Trust Record-High Earnings, Not Depression-Level Consumer Sentiment
Consumers might not be happy, but earnings and relative valuations argue for higher stock prices.
That's the question investors should be asking themselves. Despite all of the macro hysteria in recent months, the actual cash flows provided by stocks have been pretty steady, as the chart above from Goldman Sachs shows. We're still on pace for $95 to $97 in S&P 500 earnings per share this year, roughly the same estimate range people had back in January. As of the third quarter, S&P 500 trailing 12-month earnings will be the highest on record.
It sure doesn't feel that way, does it?
As the chart above from Calculated Risk shows, consumer sentiment remains near multi-decade lows. What's going on?
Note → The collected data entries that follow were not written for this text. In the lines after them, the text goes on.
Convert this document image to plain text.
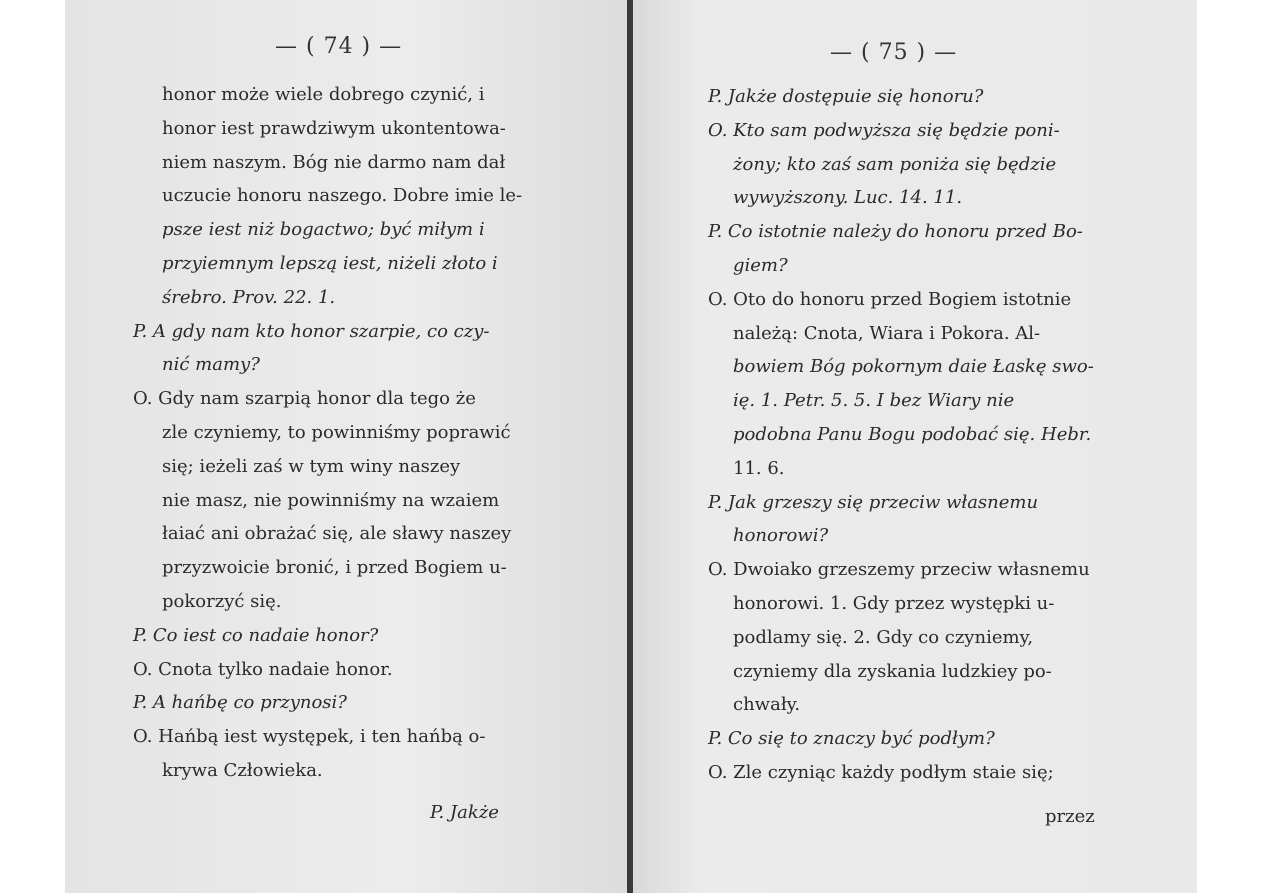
— ( 74 ) —	— ( 75 ) —
honor może wiele dobrego czynić, i
honor iest prawdziwym ukontentowa-
niem naszym. Bóg nie darmo nam dał
uczucie honoru naszego. Dobre imie le-
psze iest niż bogactwo; być miłym i
przyiemnym lepszą iest, niżeli złoto i
śrebro. Prov. 22. 1.
P. A gdy nam kto honor szarpie, co czy-
nić mamy?
O. Gdy nam szarpią honor dla tego że
zle czyniemy, to powinniśmy poprawić
się; ieżeli zaś w tym winy naszey
nie masz, nie powinniśmy na wzaiem
łaiać ani obrażać się, ale sławy naszey
przyzwoicie bronić, i przed Bogiem u-
pokorzyć się.
P. Co iest co nadaie honor?
O. Cnota tylko nadaie honor.
P. A hańbę co przynosi?
O. Hańbą iest występek, i ten hańbą o-
krywa Człowieka.
P. Jakże dostępuie się honoru?
O. Kto sam podwyższa się będzie poni-
żony; kto zaś sam poniża się będzie
wywyższony. Luc. 14. 11.
P. Co istotnie należy do honoru przed Bo-
giem?
O. Oto do honoru przed Bogiem istotnie
należą: Cnota, Wiara i Pokora. Al-
bowiem Bóg pokornym daie Łaskę swo-
ię. 1. Petr. 5. 5. I bez Wiary nie
podobna Panu Bogu podobać się. Hebr.
11. 6.
P. Jak grzeszy się przeciw własnemu
honorowi?
O. Dwoiako grzeszemy przeciw własnemu
honorowi. 1. Gdy przez występki u-
podlamy się. 2. Gdy co czyniemy,
czyniemy dla zyskania ludzkiey po-
chwały.
P. Co się to znaczy być podłym?
O. Zle czyniąc każdy podłym staie się;
P. Jakże	przez
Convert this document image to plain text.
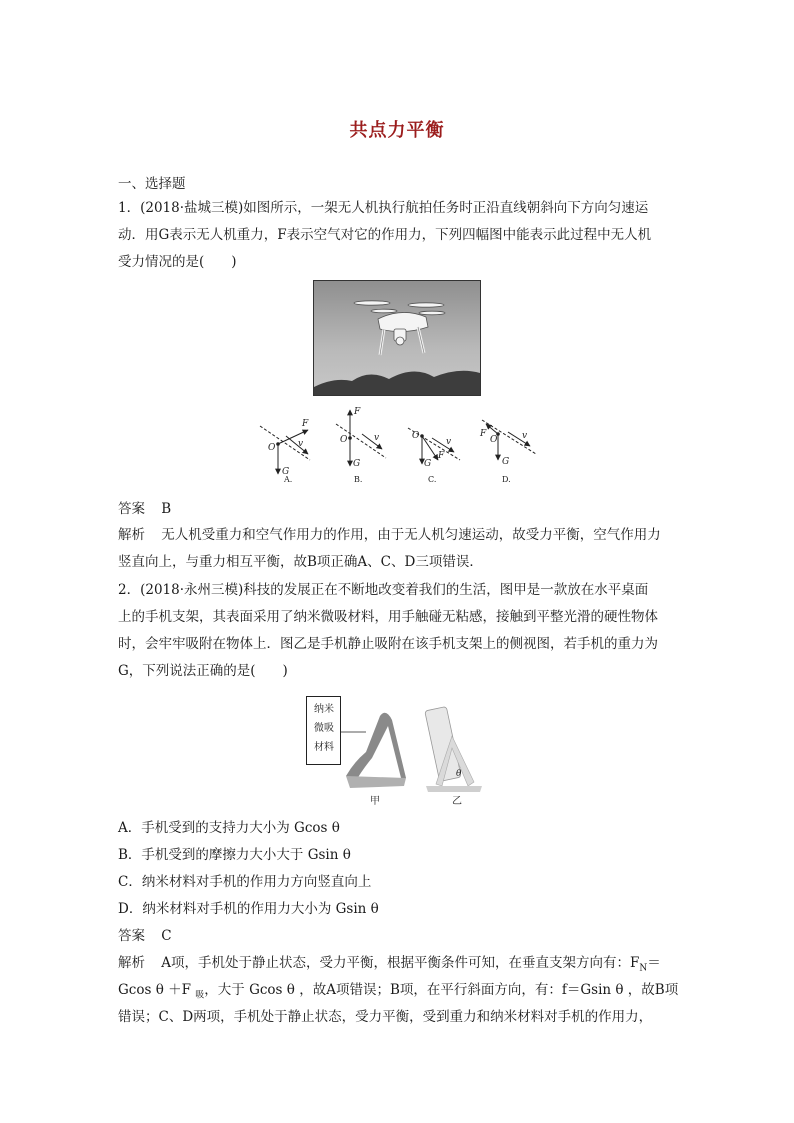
共点力平衡
一、选择题
1．(2018·盐城三模)如图所示，一架无人机执行航拍任务时正沿直线朝斜向下方向匀速运
动．用G表示无人机重力，F表示空气对它的作用力，下列四幅图中能表示此过程中无人机
受力情况的是(　　)
O
F
v
G
O
F
v
G
O
v
F
G
O
F	v
G
A.	B.	C.	D.
答案 B
解析 无人机受重力和空气作用力的作用，由于无人机匀速运动，故受力平衡，空气作用力
竖直向上，与重力相互平衡，故B项正确A、C、D三项错误．
2．(2018·永州三模)科技的发展正在不断地改变着我们的生活，图甲是一款放在水平桌面
上的手机支架，其表面采用了纳米微吸材料，用手触碰无粘感，接触到平整光滑的硬性物体
时，会牢牢吸附在物体上．图乙是手机静止吸附在该手机支架上的侧视图，若手机的重力为
G，下列说法正确的是(　　)
纳米
微吸
材料
θ
甲	乙
A．手机受到的支持力大小为 Gcos θ
B．手机受到的摩擦力大小大于 Gsin θ
C．纳米材料对手机的作用力方向竖直向上
D．纳米材料对手机的作用力大小为 Gsin θ
答案 C
解析 A项，手机处于静止状态，受力平衡，根据平衡条件可知，在垂直支架方向有：$F_N=$
Gcos θ ＋F $_吸$，大于 Gcos θ ，故A项错误；B项，在平行斜面方向，有：f＝Gsin θ ，故B项
错误；C、D两项，手机处于静止状态，受力平衡，受到重力和纳米材料对手机的作用力，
Not to turn this into another Occupy Wall Street jeremiad, but we've seen a steady shift toward economic gains collected by corporations at the expense of labor, as the chart below shows (hat tip to my friend Matt Busigin for the chart).
So it's no wonder that consumers are depressed. But just because people are depressed doesn't mean that the earnings streams of corporations are in jeopardy. Companies ranging from Microsoft (MSFT), IBM (IBM), and Intel (INTC) to Target (TGT), McDonald's (MCD), and Walmart (WMT) are growing revenues, earnings, buying back stock, and paying higher and higher dividends.
This year we have seen economic chaos in Europe, mild austerity in the US, a debt ceiling scare, and the country's credit rating downgraded. Yet corporate America continues to chug along, and indeed, third-quarter GDP printed at 2.5%, its highest level in over a year. Within that GDP release, private fixed investment contributed 1.6%, its second-highest contribution since at least 2008. If fixed investment is going to add 1% a quarter, there is more or less no mathematical way to have another recession.
I'm not going to claim things are great out there. Much of the country remains in a severe recession or worse, regardless of what the aggregated statistics say. The MF Global (MF) saga shows an alarming lack of reform of our financial system. Europe remains on the brink, and for all we know Greece is hours away from tipping over the first domino in the Armageddon scenario people have been fearing for over a year. But if I had to handicap things, I'd say there's a 90 to 95% chance the US continues to limp along in a 1 to 2% GDP world with corporations continuing to grind out modestly higher earnings.
Which leads us back to the original question. What will you pay for a $95 income stream? My favorite way of looking at this is using the equity risk premium (ERP), the difference between the earnings yield of the S&P 500 and the 10-year Treasury yield. Since 1962, there have been two instances where the ERP finished the year at 4% (1977 and 1979), and one where it finished at 6% (1974). Every other year it has finished below 4%. Last year it finished at a relatively high 3.4%. Right now, with the 10-year Treasury yield at 1.99%, the S&P 500 at 1,218, and expected S&P 500 earnings per share (EPS) of $95, the ERP is 5.81% ($95 EPS divided by the cash close of the SPX, 1,218, minus 1.99%).
Macro strategists like to talk about situations being unsustainable -- an ERP of 5.81% is unsustainable. Some combination of higher Treasury yields, higher equity prices, and lower earnings is going to occur.
If you think the 10-year yield will rise to 2.5%, the $95 EPS target will hold, and an ERP of 4.5% is reasonable for this environment, that implies an S&P 500 level of 1,360. This seems somewhat conservative.
Unless Europe really does fall into a black hole, stocks, especially quality stocks, will dust themselves off and keep heading higher. It might not make consumers any happier, but that's the likely path.